SBA Office of Credit Risk Management Oversees Agency Lending Partners
WASHINGTON – Today, the House Committee on Small Business heard from Susan E. Streich, Director of the Small Business Administration’s (SBA) Office of Credit Risk Management (OCRM), on oversight of lending partners and programs.
“Unfortunately, as our economy drives forward, access to capital remains one of the top challenges for the nation’s job creators. When financing options are limited, small businesses have the unique opportunity to turn to the Small Business Administration and its numerous lending programs. These public-private partnerships offer government guarantees based on a multitude of factors. Annually, these programs provide capital assistance to small businesses in my state of Ohio to Florida and beyond,” said Ranking Member Steve Chabot (R-OH). “However, with any federal government program, vigorous and comprehensive oversight is mandatory to safeguard American taxpayer dollars. While this Committee conducts Congressional oversight, the SBA also dedicates an entire operating unit to this endeavor. The Office of Credit Risk Management is charged with overseeing lending partners and monitoring program risk.”

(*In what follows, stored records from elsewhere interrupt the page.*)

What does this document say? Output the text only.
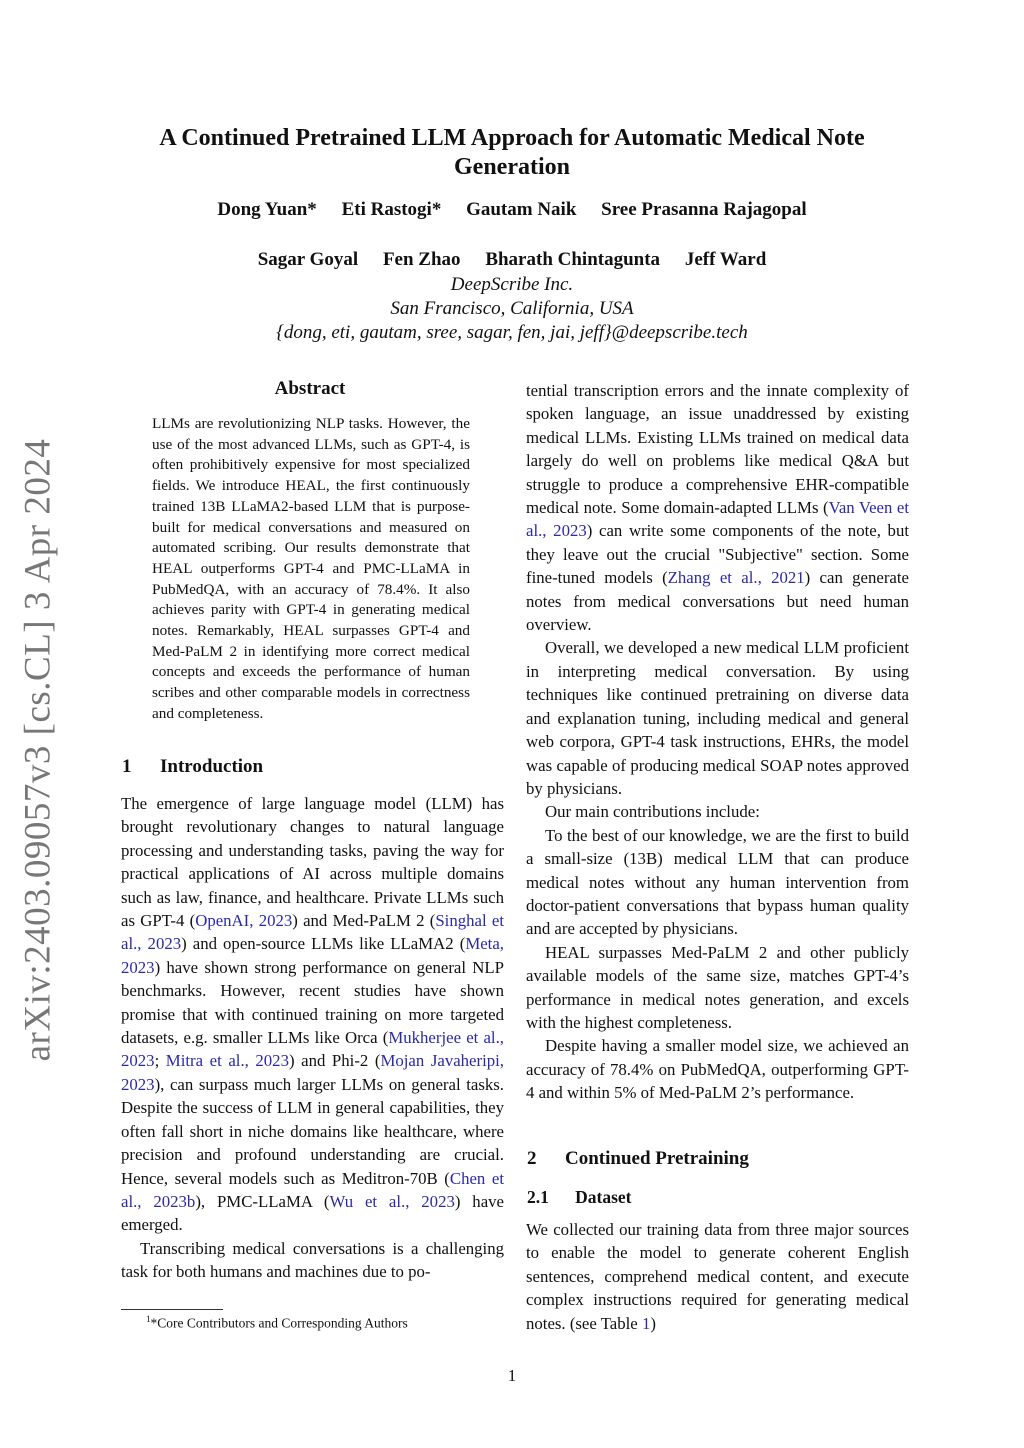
arXiv:2403.09057v3 [cs.CL] 3 Apr 2024
A Continued Pretrained LLM Approach for Automatic Medical Note Generation
Dong Yuan* Eti Rastogi* Gautam Naik Sree Prasanna Rajagopal
Sagar Goyal Fen Zhao Bharath Chintagunta Jeff Ward
DeepScribe Inc.
San Francisco, California, USA
{dong, eti, gautam, sree, sagar, fen, jai, jeff}@deepscribe.tech
Abstract
LLMs are revolutionizing NLP tasks. However, the use of the most advanced LLMs, such as GPT-4, is often prohibitively expensive for most specialized fields. We introduce HEAL, the first continuously trained 13B LLaMA2-based LLM that is purpose-built for medical conversations and measured on automated scribing. Our results demonstrate that HEAL outperforms GPT-4 and PMC-LLaMA in PubMedQA, with an accuracy of 78.4%. It also achieves parity with GPT-4 in generating medical notes. Remarkably, HEAL surpasses GPT-4 and Med-PaLM 2 in identifying more correct medical concepts and exceeds the performance of human scribes and other comparable models in correctness and completeness.
1  Introduction

The emergence of large language model (LLM) has brought revolutionary changes to natural language processing and understanding tasks, paving the way for practical applications of AI across multiple domains such as law, finance, and healthcare. Private LLMs such as GPT-4 (OpenAI, 2023) and Med-PaLM 2 (Singhal et al., 2023) and open-source LLMs like LLaMA2 (Meta, 2023) have shown strong performance on general NLP benchmarks. However, recent studies have shown promise that with continued training on more targeted datasets, e.g. smaller LLMs like Orca (Mukherjee et al., 2023; Mitra et al., 2023) and Phi-2 (Mojan Javaheripi, 2023), can surpass much larger LLMs on general tasks. Despite the success of LLM in general capabilities, they often fall short in niche domains like healthcare, where precision and profound understanding are crucial. Hence, several models such as Meditron-70B (Chen et al., 2023b), PMC-LLaMA (Wu et al., 2023) have emerged.

Transcribing medical conversations is a challenging task for both humans and machines due to po-

$^1$*Core Contributors and Corresponding Authors

tential transcription errors and the innate complexity of spoken language, an issue unaddressed by existing medical LLMs. Existing LLMs trained on medical data largely do well on problems like medical Q&A but struggle to produce a comprehensive EHR-compatible medical note. Some domain-adapted LLMs (Van Veen et al., 2023) can write some components of the note, but they leave out the crucial "Subjective" section. Some fine-tuned models (Zhang et al., 2021) can generate notes from medical conversations but need human overview.

Overall, we developed a new medical LLM proficient in interpreting medical conversation. By using techniques like continued pretraining on diverse data and explanation tuning, including medical and general web corpora, GPT-4 task instructions, EHRs, the model was capable of producing medical SOAP notes approved by physicians.

Our main contributions include:

To the best of our knowledge, we are the first to build a small-size (13B) medical LLM that can produce medical notes without any human intervention from doctor-patient conversations that bypass human quality and are accepted by physicians.

HEAL surpasses Med-PaLM 2 and other publicly available models of the same size, matches GPT-4’s performance in medical notes generation, and excels with the highest completeness.

Despite having a smaller model size, we achieved an accuracy of 78.4% on PubMedQA, outperforming GPT-4 and within 5% of Med-PaLM 2’s performance.

2  Continued Pretraining
2.1  Dataset

We collected our training data from three major sources to enable the model to generate coherent English sentences, comprehend medical content, and execute complex instructions required for generating medical notes. (see Table 1)

1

OCRM Has Taken Steps to Streamline Operations
“The mission of the Office of Credit Risk Management is to ensure the integrity and to maximize the effectiveness of SBA’s lending programs by managing portfolio risk, monitoring lender performance, and enforcing lending program requirements… Following the legislation [passage of the Small Business 7(a) Lending Oversight Reform Act of 2018], OCRM has begun increasing its staff, modifying its lender review processes, and implementing a rigorous training program to ensure that OCRM has the workforce capability and leadership in-house to support its heightened mission and responsibilities,” said Ms. Susan E. Streich, Director, Office of Credit Risk Management, United States Small Business Administration, in Washington, DC. “Over the last two years, OCRM has been seeking ways to better fulfill its mission while adapting to the current lending environment. OCRM has accomplished this by improving its operations and engaging in interagency partnerships with other federal regulators… OCRM continues to refine and streamline its approach to monitoring lender risk through its multi-level review process… The review process has been redesigned so that much of the analysis and loan file review activity is performed virtually, providing more timely feedback to the lenders under review and saving them the cost associated with the onsite review process.”